Through the course of writing this blog, I’ve tried to put this unimaginable loss into words. Sometimes, those words come easy—I feel them so strongly, that they practically write themselves. Other times, I really struggle. There is so much about the loss of a child that there are no words for—no words that really capture the pain, the confusion, and the complete despair of this loss. There are many emotions that have no words, and even when there are words to describe them, they just don’t feel strong enough.

It’s easier for me to explain how it feels in the really bad moments. When something triggers, and I am consumed with losing Vivienne. I cry harder than I ever thought I could. I feel like I can’t breathe. I can’t imagine how I will live with this for the rest of my life. I cannot think of anything other than how much I want to hold her and see her face. It is the lowest point I can ever imagine feeling. It’s easy to describe the feeling at the bottom of the pit, but the everyday feeling that I carry around with me is so much harder to explain.

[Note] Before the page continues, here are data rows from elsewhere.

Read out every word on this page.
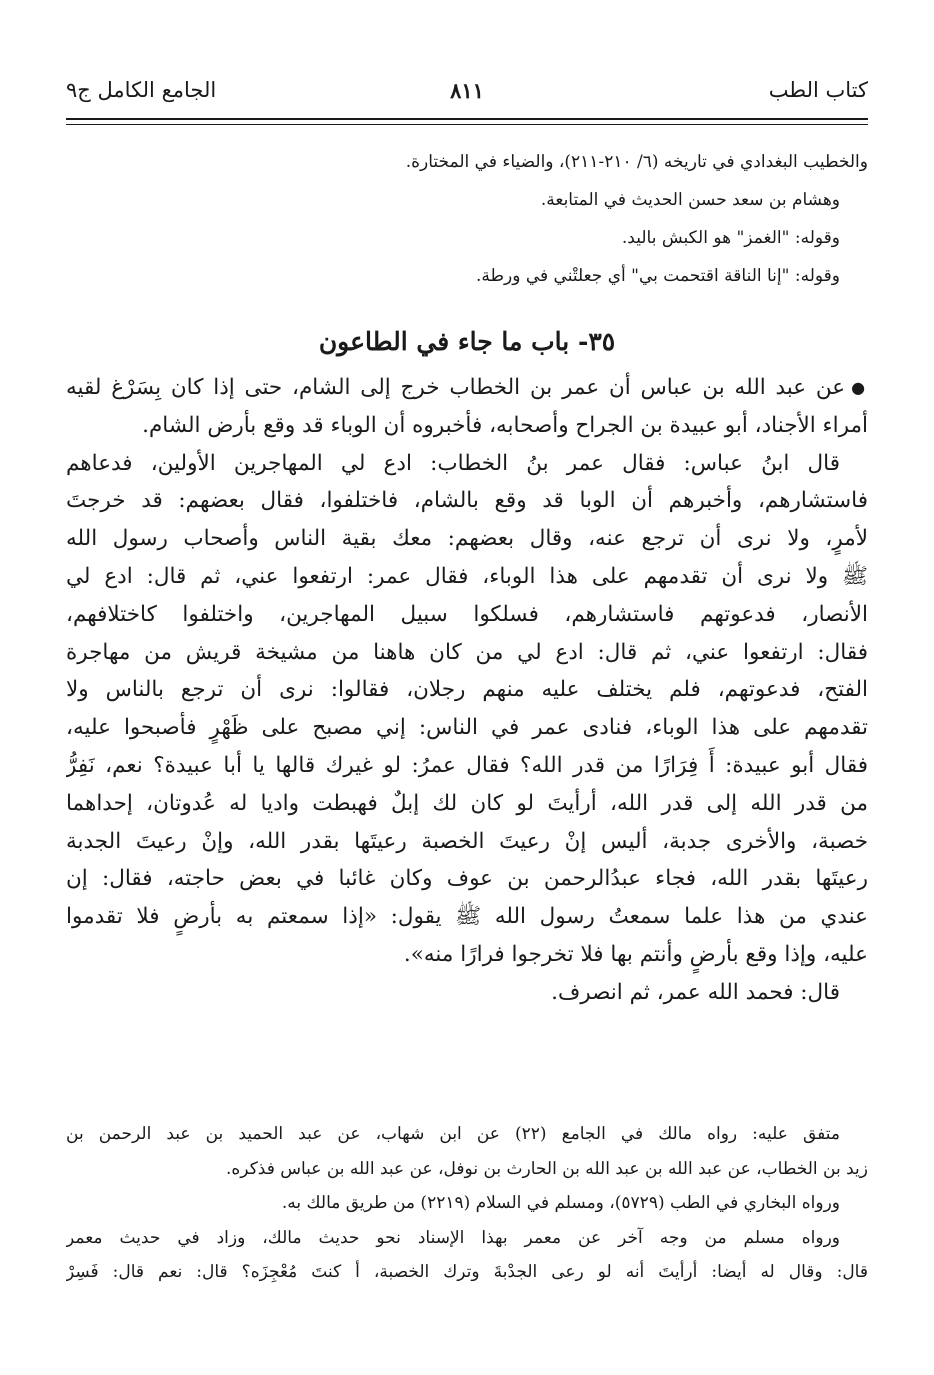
كتاب الطب
٨١١
الجامع الكامل ج٩
والخطيب البغدادي في تاريخه (٦/ ٢١٠-٢١١)، والضياء في المختارة.
وهشام بن سعد حسن الحديث في المتابعة.
وقوله: "الغمز" هو الكبش باليد.
وقوله: "إنا الناقة اقتحمت بي" أي جعلتْني في ورطة.
٣٥- باب ما جاء في الطاعون
●عن عبد الله بن عباس أن عمر بن الخطاب خرج إلى الشام، حتى إذا كان بِسَرْغ لقيه
أمراء الأجناد، أبو عبيدة بن الجراح وأصحابه، فأخبروه أن الوباء قد وقع بأرض الشام.
قال ابنُ عباس: فقال عمر بنُ الخطاب: ادع لي المهاجرين الأولين، فدعاهم
فاستشارهم، وأخبرهم أن الوبا قد وقع بالشام، فاختلفوا، فقال بعضهم: قد خرجتَ
لأمرٍ، ولا نرى أن ترجع عنه، وقال بعضهم: معك بقية الناس وأصحاب رسول الله
ﷺ ولا نرى أن تقدمهم على هذا الوباء، فقال عمر: ارتفعوا عني، ثم قال: ادع لي
الأنصار، فدعوتهم فاستشارهم، فسلكوا سبيل المهاجرين، واختلفوا كاختلافهم،
فقال: ارتفعوا عني، ثم قال: ادع لي من كان هاهنا من مشيخة قريش من مهاجرة
الفتح، فدعوتهم، فلم يختلف عليه منهم رجلان، فقالوا: نرى أن ترجع بالناس ولا
تقدمهم على هذا الوباء، فنادى عمر في الناس: إني مصبح على ظَهْرٍ فأصبحوا عليه،
فقال أبو عبيدة: أَ فِرَارًا من قدر الله؟ فقال عمرُ: لو غيرك قالها يا أبا عبيدة؟ نعم، نَفِرُّ
من قدر الله إلى قدر الله، أرأيتَ لو كان لك إبلٌ فهبطت واديا له عُدوتان، إحداهما
خصبة، والأخرى جدبة، أليس إنْ رعيتَ الخصبة رعيتَها بقدر الله، وإنْ رعيتَ الجدبة
رعيتَها بقدر الله، فجاء عبدُالرحمن بن عوف وكان غائبا في بعض حاجته، فقال: إن
عندي من هذا علما سمعتُ رسول الله ﷺ يقول: «إذا سمعتم به بأرضٍ فلا تقدموا
عليه، وإذا وقع بأرضٍ وأنتم بها فلا تخرجوا فرارًا منه».
قال: فحمد الله عمر، ثم انصرف.
متفق عليه: رواه مالك في الجامع (٢٢) عن ابن شهاب، عن عبد الحميد بن عبد الرحمن بن
زيد بن الخطاب، عن عبد الله بن عبد الله بن الحارث بن نوفل، عن عبد الله بن عباس فذكره.
ورواه البخاري في الطب (٥٧٢٩)، ومسلم في السلام (٢٢١٩) من طريق مالك به.
ورواه مسلم من وجه آخر عن معمر بهذا الإسناد نحو حديث مالك، وزاد في حديث معمر
قال: وقال له أيضا: أرأيتَ أنه لو رعى الجدْبةَ وترك الخصبة، أ كنتَ مُعْجِزَه؟ قال: نعم قال: فَسِرْ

I thought about that fact last weekend. My husband was out of town for the weekend, and I really missed him (it’s the longest we’ve been apart since Vivienne died). I felt a little lost without him and wasn’t really sure what to do with myself. But, I knew he’d be back in a couple of days, so the missing him was temporary and knowing that made it manageable. If I know how long I’m in it for, then I can count down towards the end.

I really miss Vivienne too. I feel lost without her, and I’m not really sure what to do with myself. The difference is that there is no countdown. This isn’t temporary. I’m in this for the rest of my life. There is no thought that if I can just make it through the next couple of days, then I’ll be in the clear. I miss her, and there is no end in sight.

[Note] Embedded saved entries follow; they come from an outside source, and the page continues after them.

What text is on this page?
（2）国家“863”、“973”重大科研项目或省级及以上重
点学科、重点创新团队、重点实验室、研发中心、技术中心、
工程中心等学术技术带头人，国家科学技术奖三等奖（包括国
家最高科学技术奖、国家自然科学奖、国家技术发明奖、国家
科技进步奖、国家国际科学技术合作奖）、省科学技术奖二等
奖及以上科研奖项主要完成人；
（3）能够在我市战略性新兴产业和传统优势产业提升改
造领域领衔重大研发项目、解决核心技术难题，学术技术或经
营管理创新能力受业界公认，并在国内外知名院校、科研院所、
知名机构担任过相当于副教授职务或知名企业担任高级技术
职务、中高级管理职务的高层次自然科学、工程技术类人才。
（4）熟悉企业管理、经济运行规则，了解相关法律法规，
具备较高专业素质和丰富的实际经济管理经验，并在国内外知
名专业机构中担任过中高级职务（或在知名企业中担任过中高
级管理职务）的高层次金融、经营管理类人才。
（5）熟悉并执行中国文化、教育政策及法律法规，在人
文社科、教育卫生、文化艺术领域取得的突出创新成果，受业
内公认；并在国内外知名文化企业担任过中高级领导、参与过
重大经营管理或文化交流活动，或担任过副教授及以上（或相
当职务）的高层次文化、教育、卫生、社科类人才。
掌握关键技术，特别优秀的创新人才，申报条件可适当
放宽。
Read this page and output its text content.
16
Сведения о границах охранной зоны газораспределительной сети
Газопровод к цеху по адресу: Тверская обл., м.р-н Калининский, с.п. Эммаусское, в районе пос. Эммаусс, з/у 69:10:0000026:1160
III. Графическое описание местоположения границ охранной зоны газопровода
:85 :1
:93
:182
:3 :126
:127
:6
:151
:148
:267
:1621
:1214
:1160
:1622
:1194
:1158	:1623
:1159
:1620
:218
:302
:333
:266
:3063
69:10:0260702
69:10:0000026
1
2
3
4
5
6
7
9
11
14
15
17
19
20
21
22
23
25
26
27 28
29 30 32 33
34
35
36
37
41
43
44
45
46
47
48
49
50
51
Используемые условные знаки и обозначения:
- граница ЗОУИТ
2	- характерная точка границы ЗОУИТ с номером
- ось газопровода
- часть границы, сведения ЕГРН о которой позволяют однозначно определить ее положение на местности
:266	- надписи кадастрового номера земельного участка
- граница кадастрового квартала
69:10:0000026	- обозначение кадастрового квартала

The closest I can come to describing how this feels is longing. It’s more than just missing someone. It is missing her, knowing she’s gone, and accepting that I won’t get to see her or hold her again in my lifetime. It’s more than missing her—I long to hold her, hear her cry, and watch her grow. It is being told that you can’t have the one thing you want most and knowing that it’s what you’ll want most for the rest of your life. There is an ache that comes with missing her that I’ll never be able to explain.

Here is as close as I can get. I am always on the verge of tears. Even if I’m laughing, it wouldn’t take much to turn that to tears. I feel a constant ache—not always a full-fledged pain, but an ache that I feel deep inside of me all of the time. I feel it in physical ways—my shoulders hurt from carrying the load, or my body just feels achy like a flu is coming on. Other times, it’s just a pervasive ache that I can’t isolate, but it’s always there. My heart literally hurts. That’s not just a description—I can actually feel my broken heart, and it’s a real physical pain that I have all of the time. I never feel as though I can take a full and deep breath. Even when I try, it still feels short and like it’s stopped short of a full breath. Nothing I do makes life feel complete. I always feel like something is missing. You know that feeling when you think you should be doing something else? That’s a constant feeling for me.

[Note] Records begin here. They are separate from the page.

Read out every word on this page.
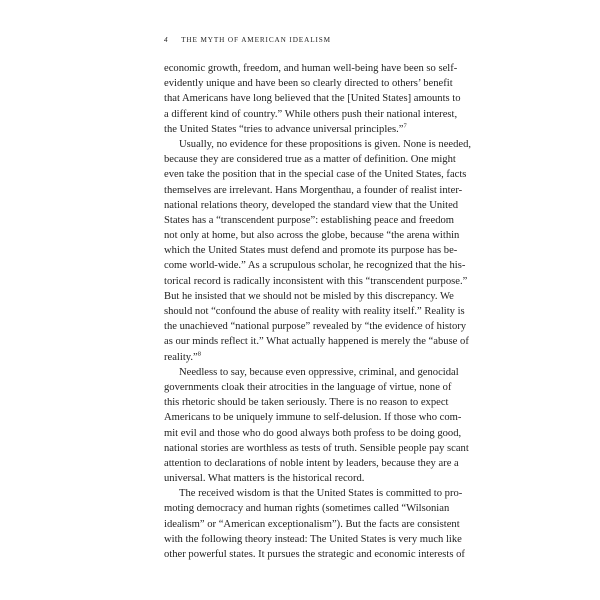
4 THE MYTH OF AMERICAN IDEALISM
economic growth, freedom, and human well-being have been so self-
evidently unique and have been so clearly directed to others’ benefit
that Americans have long believed that the [United States] amounts to
a different kind of country.” While others push their national interest,
the United States “tries to advance universal principles.”$^7$
Usually, no evidence for these propositions is given. None is needed,
because they are considered true as a matter of definition. One might
even take the position that in the special case of the United States, facts
themselves are irrelevant. Hans Morgenthau, a founder of realist inter-
national relations theory, developed the standard view that the United
States has a “transcendent purpose”: establishing peace and freedom
not only at home, but also across the globe, because “the arena within
which the United States must defend and promote its purpose has be-
come world-wide.” As a scrupulous scholar, he recognized that the his-
torical record is radically inconsistent with this “transcendent purpose.”
But he insisted that we should not be misled by this discrepancy. We
should not “confound the abuse of reality with reality itself.” Reality is
the unachieved “national purpose” revealed by “the evidence of history
as our minds reflect it.” What actually happened is merely the “abuse of
reality.”$^8$
Needless to say, because even oppressive, criminal, and genocidal
governments cloak their atrocities in the language of virtue, none of
this rhetoric should be taken seriously. There is no reason to expect
Americans to be uniquely immune to self-delusion. If those who com-
mit evil and those who do good always both profess to be doing good,
national stories are worthless as tests of truth. Sensible people pay scant
attention to declarations of noble intent by leaders, because they are a
universal. What matters is the historical record.
The received wisdom is that the United States is committed to pro-
moting democracy and human rights (sometimes called “Wilsonian
idealism” or “American exceptionalism”). But the facts are consistent
with the following theory instead: The United States is very much like
other powerful states. It pursues the strategic and economic interests of
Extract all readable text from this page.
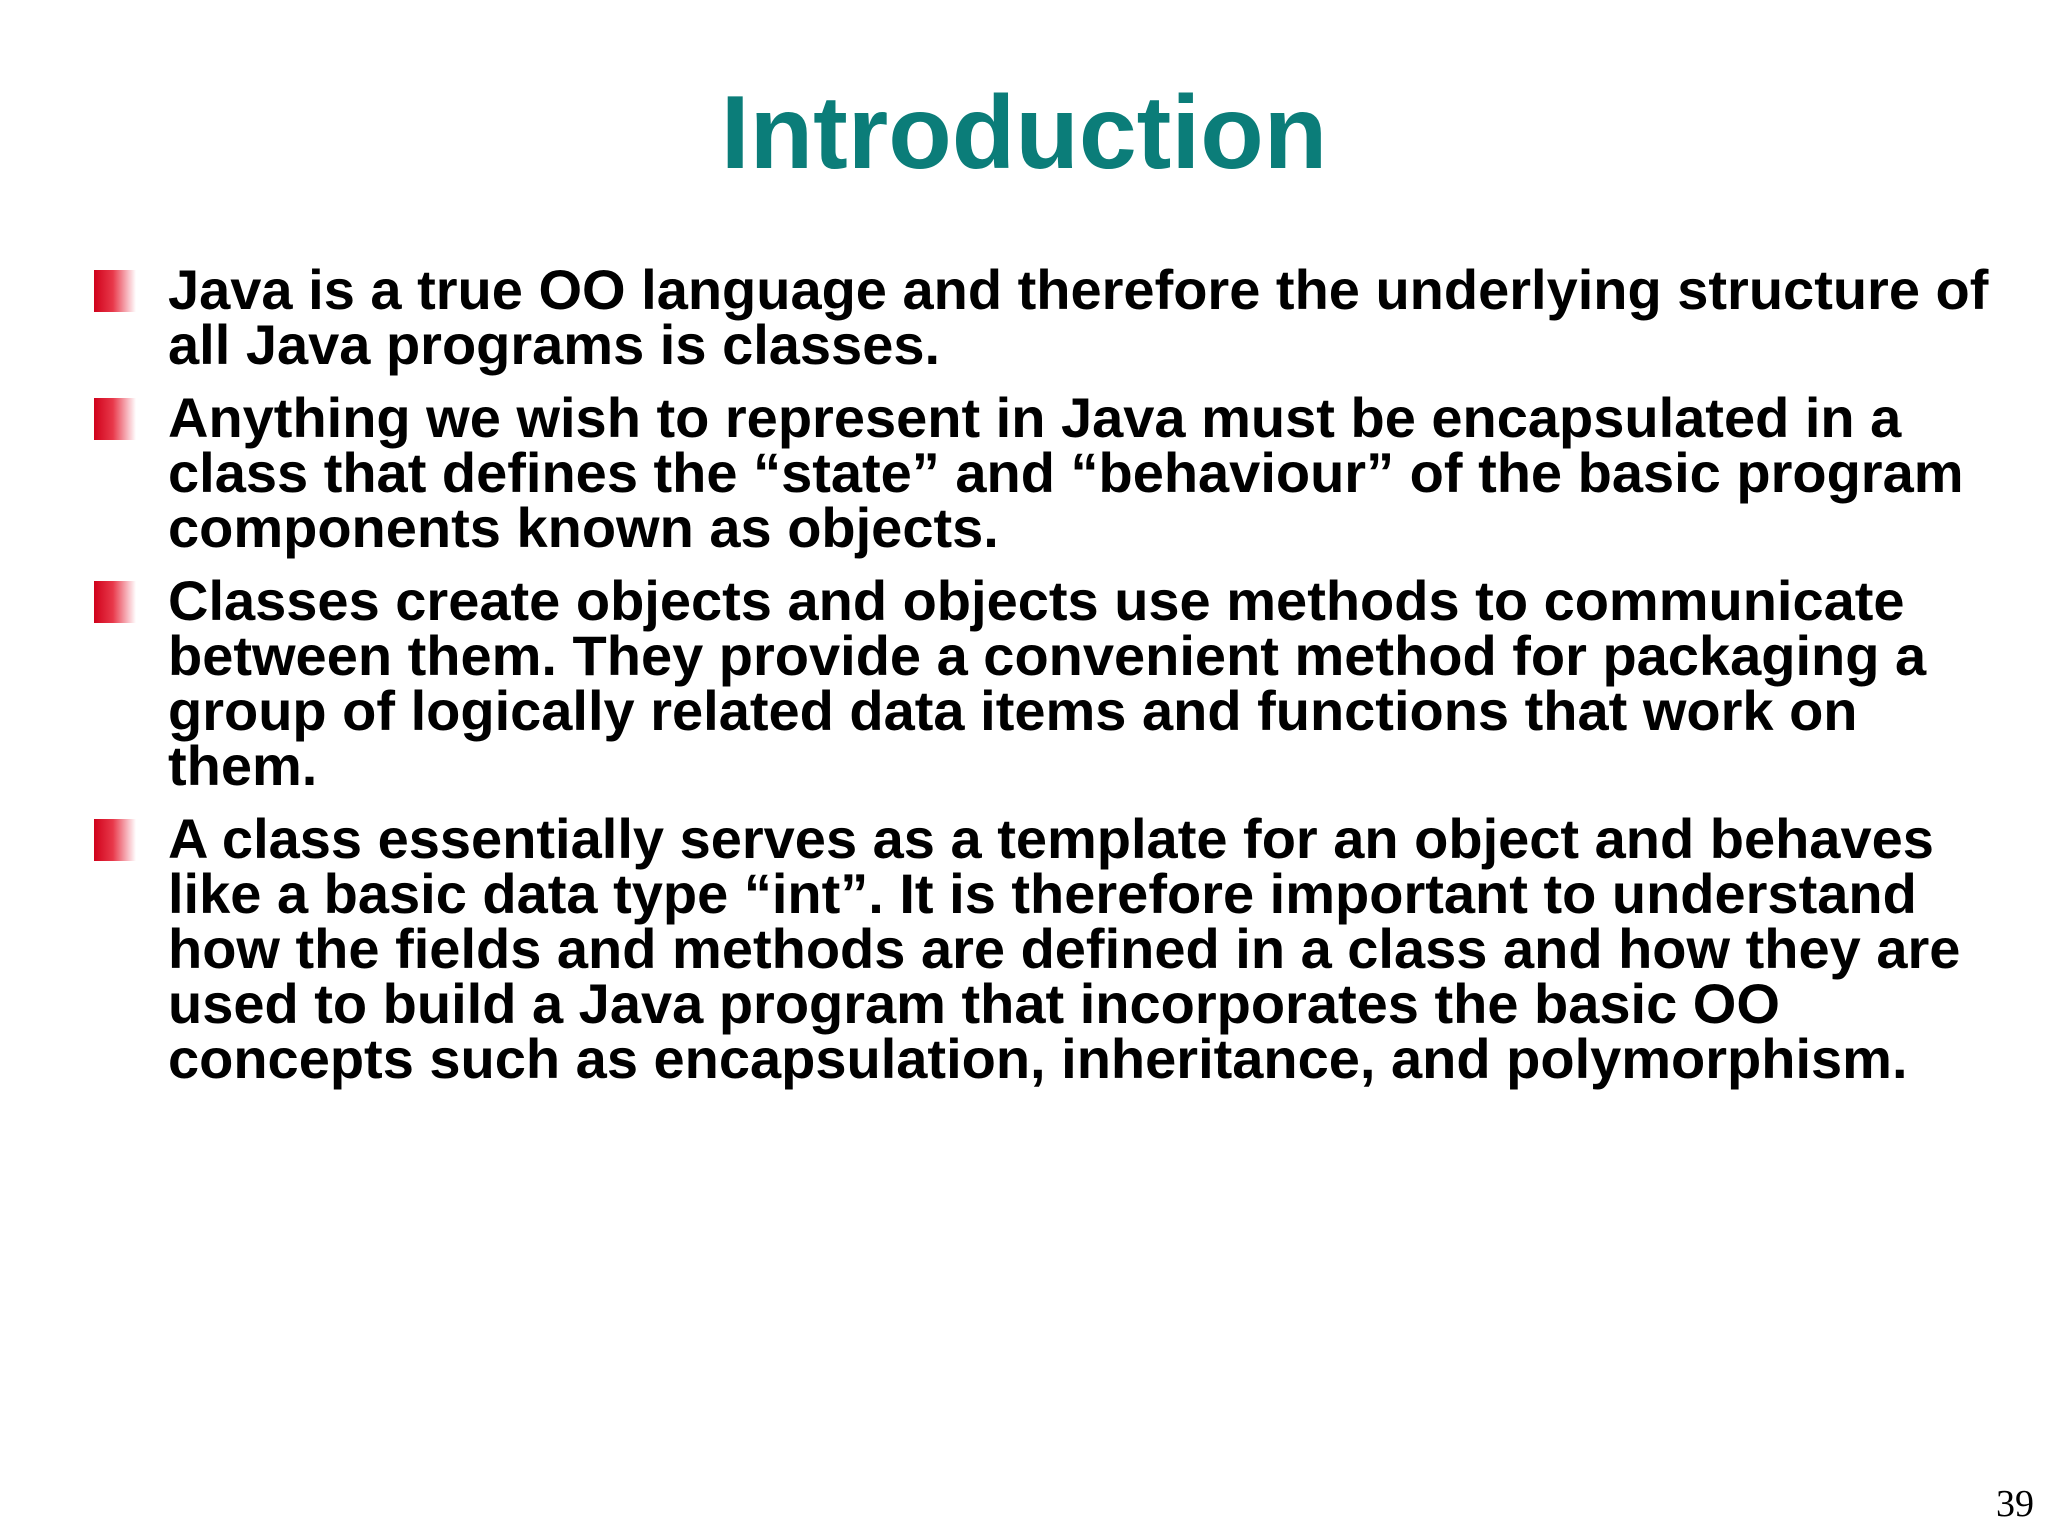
Introduction

Java is a true OO language and therefore the underlying structure of all Java programs is classes.

Anything we wish to represent in Java must be encapsulated in a class that defines the “state” and “behaviour” of the basic program components known as objects.

Classes create objects and objects use methods to communicate between them. They provide a convenient method for packaging a group of logically related data items and functions that work on them.

A class essentially serves as a template for an object and behaves like a basic data type “int”. It is therefore important to understand how the fields and methods are defined in a class and how they are used to build a Java program that incorporates the basic OO concepts such as encapsulation, inheritance, and polymorphism.

39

I spent some time thinking these were symptoms of my early grief, and they would fade with time. It’s now coming up on 8 months since Vivienne died, and these feelings haven’t changed. They’ve softened a bit, but they are still always there. I am accepting that I will feel this longing, ache, and hurt for the rest of my life. In a way, it’s how I carry Vivienne with me. They also represent the scar from this deep hurt, a scar that people don’t see. To so many, the wound of losing her looks to be healing with time, but I carry that scar, and these feelings, with me always.

1 comment:

  1. Big hugs to you Tracey. I believe Vivienne is always with you although I know that's small comfort when your heart and your arms ache for her. You and she are in my prayers.